From this point on, “2012” gets into a foot race with itself, each scene desperately trying to outdo the last in terms of sheer spectacle and scope, but also in terms of impossibility and downright goofiness. By the end, the modern-day parallel to Noah’s Ark feels so heavy-handed and conceited that any sense of care free and fun is ripped out of us.

But “2012” is destined for greatness. However that legacy will be as nothing more than the quintessential Blu-Ray tool to showcase the quality of your home theater system.
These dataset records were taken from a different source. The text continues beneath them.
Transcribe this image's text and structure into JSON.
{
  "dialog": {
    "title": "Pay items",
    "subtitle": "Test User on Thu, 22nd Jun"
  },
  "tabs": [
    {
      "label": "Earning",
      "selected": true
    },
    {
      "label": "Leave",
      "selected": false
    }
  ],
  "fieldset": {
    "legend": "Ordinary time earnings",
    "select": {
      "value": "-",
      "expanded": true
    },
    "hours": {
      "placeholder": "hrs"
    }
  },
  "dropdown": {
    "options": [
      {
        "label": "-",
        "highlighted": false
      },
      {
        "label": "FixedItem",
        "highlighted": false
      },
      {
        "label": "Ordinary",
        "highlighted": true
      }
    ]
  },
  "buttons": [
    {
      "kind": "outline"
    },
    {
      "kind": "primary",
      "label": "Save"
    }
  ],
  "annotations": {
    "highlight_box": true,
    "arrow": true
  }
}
Ken Weigend is an alumnus of UW-River Falls. He was editor of the Student Voice during spring semester 2010.

Comments

Etznab on 21 Nov 2009: "2012: Time for Change" projects a radical alternative to apocalyptic doom and gloom. Directed by Emmy Award nominee Joao Amorim, the film follows journalist Daniel Pinchbeck, author of the bestselling 2012: The Return of Quetzalcoatl, on a quest for a new paradigm that integrates the archaic wisdom of tribal cultures with the scientific method. As conscious agents of evolution, we can redesign post-industrial society on ecological principles to make a world that works for all. Rather than breakdown and barbarism, 2012 will herald the birth of a regenerative planetary culture, where collaboration replaces competition, where exploration of psyche and spirit becomes the new cutting edge, replacing the sterile materialism that has pushed our world to the brink. Interviews with design scientists, anthropologists, physicists such as Dean Radin, Barbara Marx Hubbard, John Todd and Paul Stamets and celebrities such as Sting, Ellen Page and Gilberto Gil. http://www.2012timeforchange.com/

Mary england on 21 Nov 2009: 2012 is not a hoax. Roland Emmerich's 2012 movie pretty much depicts what is to happen. He has done a great public service by making public awareness of 2012 through his movie. The Maya said it is the end of the world, the true Earth or original creation in this dimension. The physical Earth is not the true Earth, however it will experience a cataclysm on Dec. 21, 2012 that will knock it back to the stone age. Only one-third of the world's population will survive. The ancient world understood 2012 very well; the modern world, lest of all the modern Maya, lack the knowledge and understanding thereof, and are stumbling in the dark of answers. Read the non-fiction 2012 trilogy, The Ark of Millions of Years, by E. J. Clark, for the answers. Thanks.